The following day, Mayu barricades herself from Sadako using privacy curtains. The girl visits her and thanks her for saving her life. Suddenly, Sadako removes the curtains and kills Mayu.

== Cast ==
- Elaiza Ikeda as Dr. Mayu Akikawa
- Himeka Himejima as Girl / Sadako Yamamura
- Renn Kiriyama as Minoru Fujii
- Hiroya Shimizu as Kazuma Akikawa
- Rie Tomosaka as Hatsuko Sofue
- Takashi Tsukamoto as Yusuke Ishida
- Hitomi Sato as Masami Kurahashi
- Ayaka Minami as Sadako Yamamura

==Reception==
On Rotten Tomatoes, the film has an approval rating of 23% based on 26 reviews, with an average rating of 5/10. The website's critics' consensus reads: "Sadako sees a once-terrifying franchise staggering limply to the finish with a rote final chapter that rehashes previous chapters to diminishing returns".

James Marsh of the South China Morning Post gave the film a score of two-and-a-half out of five stars, writing that the film's "balance between the old world and new media is awkward and only intermittently successful, but nevertheless drags this lurching, wayward franchise back in the right direction". Alexandra Heller-Nicholas, writing for the Alliance of Women Film Journalists, commended the film for its exploration of "the deeper, richer psychological terrain which was always in the series", writing positively of its "broad disinterest in continuing rehashing the now thoroughly overcooked cliché of the cursed video as the central narrative core of the film".

Conversely, Meagan Navarro of Bloody Disgusting lamented that the film "presents a wide open world of unexplored possibilities", and concluded that "despite a premise that suggests an attempt to modernize this franchise, nothing has changed at all.

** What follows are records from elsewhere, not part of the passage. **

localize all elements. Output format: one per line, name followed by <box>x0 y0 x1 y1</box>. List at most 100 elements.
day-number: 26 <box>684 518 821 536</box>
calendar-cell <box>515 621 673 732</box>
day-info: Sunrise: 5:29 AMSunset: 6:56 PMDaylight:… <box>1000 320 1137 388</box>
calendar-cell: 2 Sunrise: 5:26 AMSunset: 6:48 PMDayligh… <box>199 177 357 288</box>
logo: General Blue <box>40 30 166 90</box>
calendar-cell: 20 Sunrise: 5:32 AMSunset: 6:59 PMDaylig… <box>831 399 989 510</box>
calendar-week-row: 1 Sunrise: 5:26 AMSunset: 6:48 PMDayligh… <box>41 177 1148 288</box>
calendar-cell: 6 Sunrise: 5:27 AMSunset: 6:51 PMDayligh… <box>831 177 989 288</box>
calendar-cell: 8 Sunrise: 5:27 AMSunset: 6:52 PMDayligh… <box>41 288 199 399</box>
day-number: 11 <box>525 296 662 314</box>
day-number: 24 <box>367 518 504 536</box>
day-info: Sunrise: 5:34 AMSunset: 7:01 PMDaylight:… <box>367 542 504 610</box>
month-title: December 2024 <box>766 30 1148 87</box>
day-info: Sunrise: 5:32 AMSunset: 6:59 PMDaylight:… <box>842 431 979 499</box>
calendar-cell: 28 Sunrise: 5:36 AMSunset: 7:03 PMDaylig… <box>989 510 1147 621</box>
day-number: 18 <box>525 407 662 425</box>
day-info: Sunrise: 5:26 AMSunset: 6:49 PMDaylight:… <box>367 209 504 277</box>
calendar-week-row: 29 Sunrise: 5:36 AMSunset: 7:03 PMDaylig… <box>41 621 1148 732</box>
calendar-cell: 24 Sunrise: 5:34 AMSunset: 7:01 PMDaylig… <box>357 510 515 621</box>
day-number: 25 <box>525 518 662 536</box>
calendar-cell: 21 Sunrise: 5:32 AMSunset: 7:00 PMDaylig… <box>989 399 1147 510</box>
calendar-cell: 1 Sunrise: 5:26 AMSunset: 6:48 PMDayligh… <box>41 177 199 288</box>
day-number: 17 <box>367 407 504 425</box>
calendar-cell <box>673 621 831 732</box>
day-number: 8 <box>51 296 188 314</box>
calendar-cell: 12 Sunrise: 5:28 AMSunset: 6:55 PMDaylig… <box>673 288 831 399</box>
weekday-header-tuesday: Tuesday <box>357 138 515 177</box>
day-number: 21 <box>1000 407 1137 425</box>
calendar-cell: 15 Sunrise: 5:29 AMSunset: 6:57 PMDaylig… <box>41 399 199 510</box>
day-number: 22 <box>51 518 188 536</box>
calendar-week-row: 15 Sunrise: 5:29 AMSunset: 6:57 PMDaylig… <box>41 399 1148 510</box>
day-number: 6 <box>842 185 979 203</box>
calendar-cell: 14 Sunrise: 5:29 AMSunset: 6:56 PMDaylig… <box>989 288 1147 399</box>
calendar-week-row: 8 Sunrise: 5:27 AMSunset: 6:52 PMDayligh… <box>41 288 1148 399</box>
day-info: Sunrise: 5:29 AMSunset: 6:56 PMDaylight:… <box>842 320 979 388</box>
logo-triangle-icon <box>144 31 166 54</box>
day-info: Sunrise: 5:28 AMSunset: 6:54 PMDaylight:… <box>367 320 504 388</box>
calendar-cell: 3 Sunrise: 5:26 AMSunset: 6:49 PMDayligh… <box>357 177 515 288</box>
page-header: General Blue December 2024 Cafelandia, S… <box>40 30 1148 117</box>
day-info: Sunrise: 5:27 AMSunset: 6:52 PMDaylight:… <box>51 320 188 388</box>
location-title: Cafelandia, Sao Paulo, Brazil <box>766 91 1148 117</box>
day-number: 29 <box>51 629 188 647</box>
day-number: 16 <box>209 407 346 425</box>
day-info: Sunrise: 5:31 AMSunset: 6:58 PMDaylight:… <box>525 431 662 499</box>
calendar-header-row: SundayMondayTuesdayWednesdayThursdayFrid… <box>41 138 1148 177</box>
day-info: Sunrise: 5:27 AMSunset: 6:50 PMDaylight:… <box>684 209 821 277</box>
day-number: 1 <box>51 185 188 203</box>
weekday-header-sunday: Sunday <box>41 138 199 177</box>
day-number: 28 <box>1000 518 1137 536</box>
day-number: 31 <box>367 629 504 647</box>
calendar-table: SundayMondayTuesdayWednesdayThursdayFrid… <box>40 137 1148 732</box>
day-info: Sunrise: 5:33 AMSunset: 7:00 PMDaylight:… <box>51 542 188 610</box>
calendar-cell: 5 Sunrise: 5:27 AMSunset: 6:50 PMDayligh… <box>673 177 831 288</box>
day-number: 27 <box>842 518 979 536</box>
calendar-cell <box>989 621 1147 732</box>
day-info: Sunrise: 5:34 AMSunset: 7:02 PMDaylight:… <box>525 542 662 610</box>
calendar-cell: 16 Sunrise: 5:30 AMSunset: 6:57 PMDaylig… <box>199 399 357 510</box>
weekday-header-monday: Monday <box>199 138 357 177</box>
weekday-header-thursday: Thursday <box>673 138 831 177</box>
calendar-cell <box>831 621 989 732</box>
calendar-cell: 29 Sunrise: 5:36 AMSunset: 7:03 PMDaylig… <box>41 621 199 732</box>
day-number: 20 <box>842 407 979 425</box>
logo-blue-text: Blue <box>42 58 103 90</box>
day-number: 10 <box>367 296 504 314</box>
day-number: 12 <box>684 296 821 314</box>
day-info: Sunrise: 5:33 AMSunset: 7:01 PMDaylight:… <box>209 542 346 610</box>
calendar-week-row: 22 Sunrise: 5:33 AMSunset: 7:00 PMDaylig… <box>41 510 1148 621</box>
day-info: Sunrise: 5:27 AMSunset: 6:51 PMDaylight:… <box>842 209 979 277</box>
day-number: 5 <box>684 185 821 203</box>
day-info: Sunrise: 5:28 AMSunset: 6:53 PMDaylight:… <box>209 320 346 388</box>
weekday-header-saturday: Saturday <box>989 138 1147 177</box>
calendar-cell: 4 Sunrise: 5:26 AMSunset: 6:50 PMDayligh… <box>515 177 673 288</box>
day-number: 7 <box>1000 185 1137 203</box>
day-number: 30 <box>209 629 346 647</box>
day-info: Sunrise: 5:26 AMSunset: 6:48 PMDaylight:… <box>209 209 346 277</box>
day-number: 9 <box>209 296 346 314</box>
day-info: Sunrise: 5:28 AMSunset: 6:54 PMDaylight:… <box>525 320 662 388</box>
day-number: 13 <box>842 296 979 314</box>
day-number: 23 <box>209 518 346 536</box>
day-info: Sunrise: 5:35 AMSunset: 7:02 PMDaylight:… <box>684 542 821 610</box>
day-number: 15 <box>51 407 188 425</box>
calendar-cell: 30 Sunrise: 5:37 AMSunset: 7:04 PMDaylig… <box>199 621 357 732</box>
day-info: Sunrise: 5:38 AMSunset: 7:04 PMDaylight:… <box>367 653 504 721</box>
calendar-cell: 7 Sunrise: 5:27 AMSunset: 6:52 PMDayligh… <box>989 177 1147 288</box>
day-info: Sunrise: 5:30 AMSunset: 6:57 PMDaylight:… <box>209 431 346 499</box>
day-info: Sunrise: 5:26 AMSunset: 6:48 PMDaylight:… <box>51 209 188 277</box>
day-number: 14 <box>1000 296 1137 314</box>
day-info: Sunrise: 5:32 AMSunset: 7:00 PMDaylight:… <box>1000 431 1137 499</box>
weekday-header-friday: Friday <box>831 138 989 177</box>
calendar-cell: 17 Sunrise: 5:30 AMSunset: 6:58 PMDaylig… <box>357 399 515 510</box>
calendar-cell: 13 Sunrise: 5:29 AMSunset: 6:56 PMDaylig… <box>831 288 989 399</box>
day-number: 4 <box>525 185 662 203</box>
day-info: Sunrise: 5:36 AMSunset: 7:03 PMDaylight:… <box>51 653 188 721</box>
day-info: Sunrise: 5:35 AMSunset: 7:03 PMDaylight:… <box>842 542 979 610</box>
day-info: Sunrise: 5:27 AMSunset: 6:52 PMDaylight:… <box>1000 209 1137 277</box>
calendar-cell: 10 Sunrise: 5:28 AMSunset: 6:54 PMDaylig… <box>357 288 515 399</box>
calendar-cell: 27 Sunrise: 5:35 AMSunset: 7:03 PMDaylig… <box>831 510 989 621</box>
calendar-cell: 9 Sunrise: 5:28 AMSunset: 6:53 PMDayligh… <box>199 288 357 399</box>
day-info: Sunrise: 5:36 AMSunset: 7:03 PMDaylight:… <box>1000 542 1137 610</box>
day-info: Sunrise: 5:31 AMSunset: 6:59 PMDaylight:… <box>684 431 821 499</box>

What once made Sadako so terrifying [...] has now become far too familiar and ineffective". Polygons Joelle Monique wrote that the film "[loses] several of the key elements that made the original films terrifying and thrilling"; she criticized the ways in which the film deviates from the franchise's established lore, and negatively characterized the film as having "the lowest body count in Ringu franchise history". Nick Allen of RogerEbert.com noted the film as having "sporadic lukewarm scares" and wrote: "Sadako is far too touch-and-go with its chilling potential, all despite the promise from its creepy young lead (Himeka Himejima) [...] there are so many story pieces that don't build to grandiosity, so much as drag viewers to an underwhelming climax".